There are no gurus. There are no guides.  Not really. At least not in the way we most often think.

Bukowski concludes his poem with this final thought.
“There are no strong men, . . . at least you can die knowing this and you will have the only possible victory”.

Sunday, October 13, 2013

Educational Meander: How to Paint A Donkey? Unfolding Individuality in Teaching



This poem, “How to Paint a Donkey”, by Naomi Shihab Nye, describes an emotionally hurt child who could not paint a donkey pleasing to her teacher.

She said the head was too large,
The hooves too small,
I could clean my paintbrush,
But I couldn’t get rid of that voice,
While they watched,
I crumbled him,
Let his blue body stain my hand,
I cried when he hit the can.
She smiled, I could try again.
Maybe this is what I unfold in the dark,
Deciding for the rest of my life,
The donkey was just the right size.

The child heard the criticism of her teacher…

“She said the head was too large.
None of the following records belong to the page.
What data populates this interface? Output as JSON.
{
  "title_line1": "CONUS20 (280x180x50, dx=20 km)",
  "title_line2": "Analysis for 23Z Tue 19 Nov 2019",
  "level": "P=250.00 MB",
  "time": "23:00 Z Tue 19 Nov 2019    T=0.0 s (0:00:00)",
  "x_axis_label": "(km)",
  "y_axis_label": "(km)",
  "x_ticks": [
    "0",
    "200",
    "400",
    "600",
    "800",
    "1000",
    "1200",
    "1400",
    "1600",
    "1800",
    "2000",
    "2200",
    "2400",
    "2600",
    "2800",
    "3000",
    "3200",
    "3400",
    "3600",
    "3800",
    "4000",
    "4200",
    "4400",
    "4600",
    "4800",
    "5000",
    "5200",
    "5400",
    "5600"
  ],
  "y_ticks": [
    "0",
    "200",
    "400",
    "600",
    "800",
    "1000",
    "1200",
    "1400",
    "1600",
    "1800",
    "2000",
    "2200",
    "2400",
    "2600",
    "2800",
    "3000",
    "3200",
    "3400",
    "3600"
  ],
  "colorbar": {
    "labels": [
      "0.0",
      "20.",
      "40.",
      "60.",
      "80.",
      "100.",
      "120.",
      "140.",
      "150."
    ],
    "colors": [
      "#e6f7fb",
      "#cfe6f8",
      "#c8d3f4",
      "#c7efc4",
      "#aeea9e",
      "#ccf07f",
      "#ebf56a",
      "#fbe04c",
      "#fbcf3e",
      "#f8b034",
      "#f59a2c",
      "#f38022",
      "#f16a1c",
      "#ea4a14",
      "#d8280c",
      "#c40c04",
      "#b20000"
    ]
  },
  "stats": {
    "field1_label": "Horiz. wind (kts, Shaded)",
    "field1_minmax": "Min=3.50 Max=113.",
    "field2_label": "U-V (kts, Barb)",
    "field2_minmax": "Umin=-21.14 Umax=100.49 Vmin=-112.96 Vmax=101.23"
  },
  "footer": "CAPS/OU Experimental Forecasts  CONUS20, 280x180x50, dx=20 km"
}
The hooves too small”.

And as a result, she throws the painting away,

“I crumbled him.
Let his blue body stain my hand,
I cried when he hit the can”.

We can feel how personal this donkey was to this child. But it was not acceptable.
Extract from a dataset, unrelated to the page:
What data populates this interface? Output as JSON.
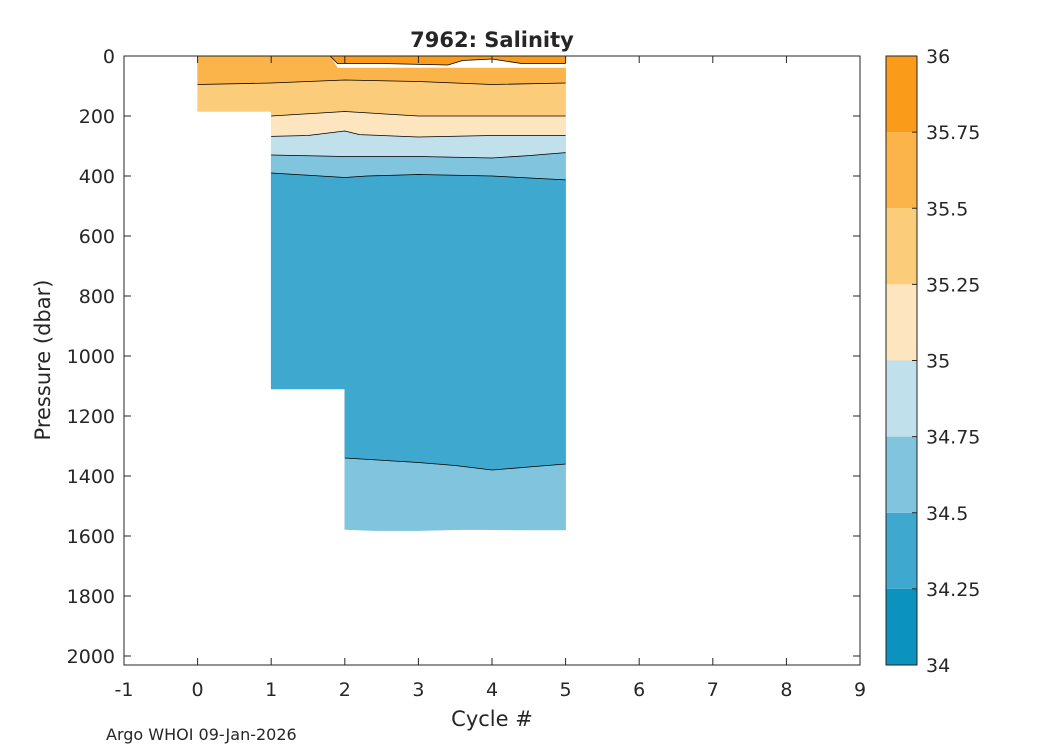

We are aware of the stereotype of the insensitive teacher being too critical of children but perhaps we are at a time when it is teachers who feel criticized for the way they teach. Many teachers are discouraged. In one way or another they are often being told that there is only one way to teach and their own personal way is not good enough. ~There is pressure to conform. ~As a result their own personalized art of teaching they once loved and embraced is being crumbled up and thrown in the can. ~

I don’t think we fully realize how if the vast majority of teachers have to conform to one style we are disempowering them of their passion, their gifts and their sense of belonging. We cannot continue to throw aside the unique personhood and style of the teacher.

What can we do?  Like the child in the poem, maybe we can find a quiet place in the dark and “unfold” what we have crumbled up and canned. We need to grieve over what we have thrown away and decide for the rest of our teaching career that our donkey was just the right size.

Saturday, October 5, 2013

Lost On the River



But sometimes, lost
on his way to somewhere significant,
a man in a long coat, carrying
a briefcase, wanders into the forest.
He hears the voice,  . . .
he sees the thrush and the dandelion,
and feels the mist rise over the river.
And his life is never the same,
for this having been lost –
for having strayed
from the path of his routine,
for no good reason.
Michael Blumenthal, “A Man Lost By a River"
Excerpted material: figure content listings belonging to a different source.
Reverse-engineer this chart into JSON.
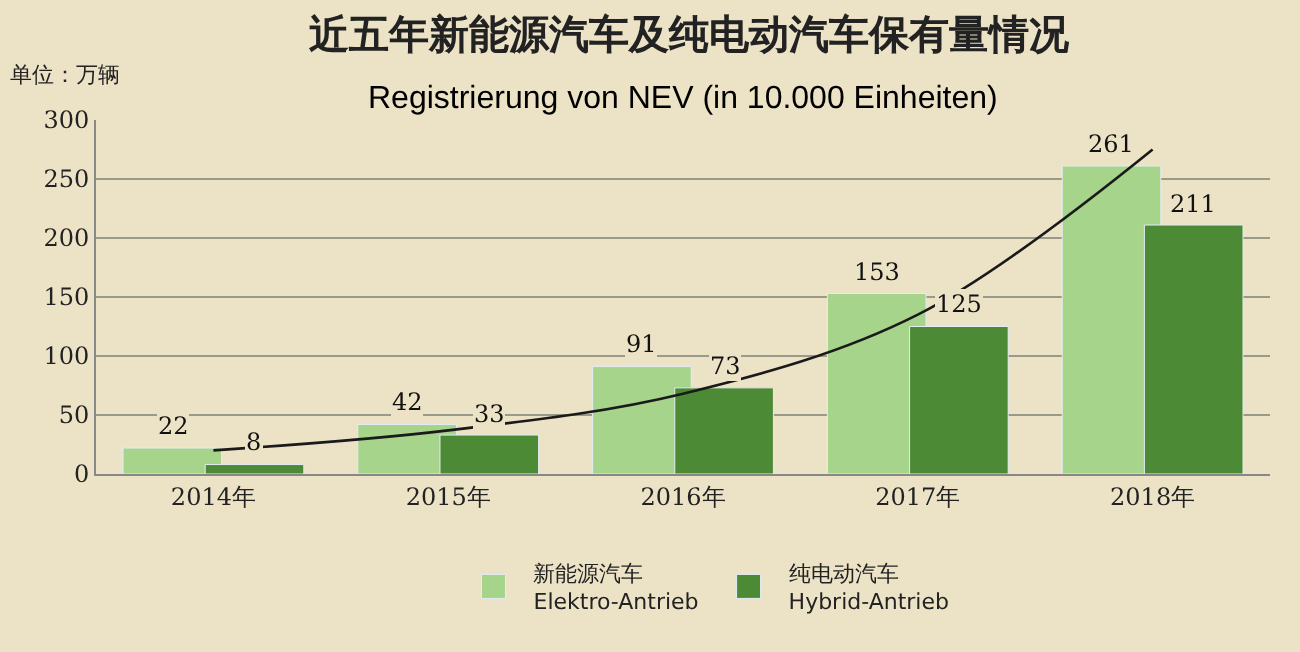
{
  "chart_data": {
    "type": "bar",
    "title": "近五年新能源汽车及纯电动汽车保有量情况",
    "subtitle": "Registrierung von NEV (in 10.000 Einheiten)",
    "ylabel": "单位：万辆",
    "categories": [
      "2014年",
      "2015年",
      "2016年",
      "2017年",
      "2018年"
    ],
    "series": [
      {
        "name": "新能源汽车\nElektro-Antrieb",
        "color": "#a6d48a",
        "values": [
          22,
          42,
          91,
          153,
          261
        ],
        "value_labels": [
          "22",
          "42",
          "91",
          "153",
          "261"
        ]
      },
      {
        "name": "纯电动汽车\nHybrid-Antrieb",
        "color": "#4d8a35",
        "values": [
          8,
          33,
          73,
          125,
          211
        ],
        "value_labels": [
          "8",
          "33",
          "73",
          "125",
          "211"
        ]
      },
      {
        "type": "line",
        "color": "#1a1a1a",
        "values": [
          20,
          37,
          68,
          135,
          275
        ],
        "marker": "none"
      }
    ],
    "ylim": [
      0,
      300
    ],
    "yticks": [
      0,
      50,
      100,
      150,
      200,
      250,
      300
    ],
    "grid": "y",
    "legend": "bottom"
  }
}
Dante spoke of awakening in a dark wood where the true way was wholly lost. This is the paradox of becoming lost but awakening, of being lost but of being found.  Jesus said he came to find the lost.

I think I was better at being lost when I was a kid than I am now as an adult. I would wander the hills fishing little ponds looking for bass. Some times I would get a bit lost looking for a way to fish someone’s private pond or I remember sneaking into reservoirs at night crawling under troublesome fences. Sometimes, in the darkness, I got lost trying to get back out.

In those moments of feeling lost, I don’t remember feeling fear or as though I was wasting time. It was all part of the adventure. I did not have to hurry up and get to a meeting as I do now. Maybe as a kid it was easier to find that different pace Thoreau spoke of and hear the beat of a different drummer.

As an adult, I now have to carry a brief case and wear a long coat. I don’t know if I could crawl under that fence with out that briefcase or the coat getting snagged on the wire. I don’t  know if I could stray from the path of my routine for no good reason. Now I have to stay on task, be responsible and "successful". 

I get the feeling that I am not alone in this and that perhaps many adults don’t know how to get lost anymore. It is as though there is not any  time to stray. One cannot afford to get off the main road.

So I ask myself. Can I put my brief case down?  Do I know how to get lost anymore?   Can I still wander the hills ?  Can I still wander into the forest and feel the mist rise over the river?


And if I could still stray from the routine, would my life never be the same for this having been lost?

Could I become lost so as to be  found?